`from_pipe` converts pipelines to float32 by default
Describe the bug
Pipelines passed to from_pipe() are converted to float32 unless torch_dtype is specified, leading to higher memory usage and slower inference.
Reproduction
import torch
from diffusers import StableDiffusionPipeline, StableDiffusionImg2ImgPipeline
pipe = StableDiffusionPipeline.from_pretrained("stable-diffusion-v1-5/stable-diffusion-v1-5", torch_dtype=torch.float16).to("cuda")
print(f"Before: {pipe.dtype} - {torch.cuda.memory_allocated() // 1048576} MB")
i2i = StableDiffusionImg2ImgPipeline.from_pipe(pipe)
print(f"After: {pipe.dtype} - {torch.cuda.memory_allocated() // 1048576} MB")
Logs
Loading pipeline components...: 0%| | 0/7 [00:00<?, ?it/s]`torch_dtype` is deprecated! Use `dtype` instead!
Loading pipeline components...: 100%|████████████████████████████████████████████████████| 7/7 [00:08<00:00, 1.17s/it]
Before: torch.float16 - 2637 MB
After: torch.float32 - 5258 MB
System Info
- 🤗 Diffusers version: 0.35.2
- Platform: Windows-10-10.0.19045-SP0
- Running on Google Colab?: No
- Python version: 3.10.11
- PyTorch version (GPU?): 2.9.1+cu126 (True)
- Flax version (CPU?/GPU?/TPU?): not installed (NA)
- Jax version: not installed
- JaxLib version: not installed
- Huggingface_hub version: 0.36.0
- Transformers version: 4.57.3
- Accelerate version: 1.12.0
- PEFT version: not installed
- Bitsandbytes version: not installed
- Safetensors version: 0.7.0
- xFormers version: not installed
- Accelerator: NVIDIA GeForce GTX 1080, 8192 MiB
- Using GPU in script?: Yes
- Using distributed or parallel set-up in script?: No
Who can help?
No response
hey! you need to pass torch_dtype in from_pipe
StableDiffusionImg2ImgPipeline.from_pipe(pipe, torch_dtype=torch.float16)
Yes, but that shouldn't be necessary, nor do the docs mention it. It's meant to avoid allocating more memory, so shouldn't it keep the existing dtype?
Agreed that this a regression in terms of DX.
Had some code that broke because of this change back when it was pushed out. Originally, the same dtype would be maintained.
we try to keep API more or less consistent with from_pretrained(), instead of from a repo, you can create from an existing pipeline, but it accept other arguments from_pretrained() would accept, including dtype
we can update doc to include that info
if you look at from_pretrained, we don't maintain the original dtype of the checkpoint either
@yiyixuxu That does make sense.
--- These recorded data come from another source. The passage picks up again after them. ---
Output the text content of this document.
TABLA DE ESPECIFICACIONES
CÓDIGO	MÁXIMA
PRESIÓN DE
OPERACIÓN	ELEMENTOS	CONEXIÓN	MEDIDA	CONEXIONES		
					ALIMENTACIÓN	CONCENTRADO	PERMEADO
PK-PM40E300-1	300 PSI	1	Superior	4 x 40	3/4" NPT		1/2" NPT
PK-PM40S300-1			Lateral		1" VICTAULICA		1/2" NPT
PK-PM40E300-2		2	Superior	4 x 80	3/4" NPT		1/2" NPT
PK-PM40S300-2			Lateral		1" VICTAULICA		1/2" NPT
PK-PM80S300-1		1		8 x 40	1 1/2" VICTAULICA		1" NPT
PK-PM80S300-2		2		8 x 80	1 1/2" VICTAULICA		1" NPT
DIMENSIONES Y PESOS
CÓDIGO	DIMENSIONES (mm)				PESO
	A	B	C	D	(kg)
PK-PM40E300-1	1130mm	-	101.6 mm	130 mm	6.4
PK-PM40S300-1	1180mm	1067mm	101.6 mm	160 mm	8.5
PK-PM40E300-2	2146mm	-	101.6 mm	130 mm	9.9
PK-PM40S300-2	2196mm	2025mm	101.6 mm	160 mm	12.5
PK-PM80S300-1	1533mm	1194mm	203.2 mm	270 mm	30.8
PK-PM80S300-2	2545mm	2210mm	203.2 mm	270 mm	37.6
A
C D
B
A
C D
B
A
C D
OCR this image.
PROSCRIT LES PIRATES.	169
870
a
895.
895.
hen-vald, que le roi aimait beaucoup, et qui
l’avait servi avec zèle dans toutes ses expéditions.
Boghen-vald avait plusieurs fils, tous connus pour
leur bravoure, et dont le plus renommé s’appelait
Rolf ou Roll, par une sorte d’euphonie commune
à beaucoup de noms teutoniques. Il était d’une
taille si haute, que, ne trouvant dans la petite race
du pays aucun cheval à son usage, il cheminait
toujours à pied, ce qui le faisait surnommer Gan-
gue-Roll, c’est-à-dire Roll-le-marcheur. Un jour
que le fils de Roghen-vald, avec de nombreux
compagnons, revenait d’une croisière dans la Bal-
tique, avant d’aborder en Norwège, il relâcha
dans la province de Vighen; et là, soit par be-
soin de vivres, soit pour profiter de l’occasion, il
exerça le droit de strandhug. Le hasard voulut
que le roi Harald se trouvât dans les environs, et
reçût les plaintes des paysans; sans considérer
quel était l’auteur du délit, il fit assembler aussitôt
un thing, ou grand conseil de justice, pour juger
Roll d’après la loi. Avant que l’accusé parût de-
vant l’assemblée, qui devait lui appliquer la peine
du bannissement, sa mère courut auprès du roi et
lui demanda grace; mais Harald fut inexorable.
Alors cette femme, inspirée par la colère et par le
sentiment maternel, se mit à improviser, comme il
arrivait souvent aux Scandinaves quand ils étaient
In practice it's a little cumbersome, but I understand wanting to unify the pattern with from_pretrained.
No problems on my end now, we've updated all our code to reflect the current state.
The original pipeline is affected as well, so it may be better to not change it by default.
so, to clarify our design decision here:
We don't al all guarantee that the original pipeline remains unchanged after from_pipe().
It would be nice if we could preserve the original pipeline's state, but handling all the edge cases around shared components would get complicated. We decided to keep things simple and maintain API consistency: by default, all pipelines are created in float32, whether via from_pretrained() or from_pipe(). If you need a different dtype, you pass torch_dtype explicitly in both cases.
we can definitely improve the docs to make this clearer though
You can preserve the original pipeline's state here, simply by not changing it. Isn't that the point, to share components between pipelines?
But I think we're both making this a bigger deal than it needs to be.
Basically, the problem I have with it is this: In the case of from_pipe, we've already told it what dtype we want. We shouldn't have to tell it again. None of the other options we've set get undone, so why this one?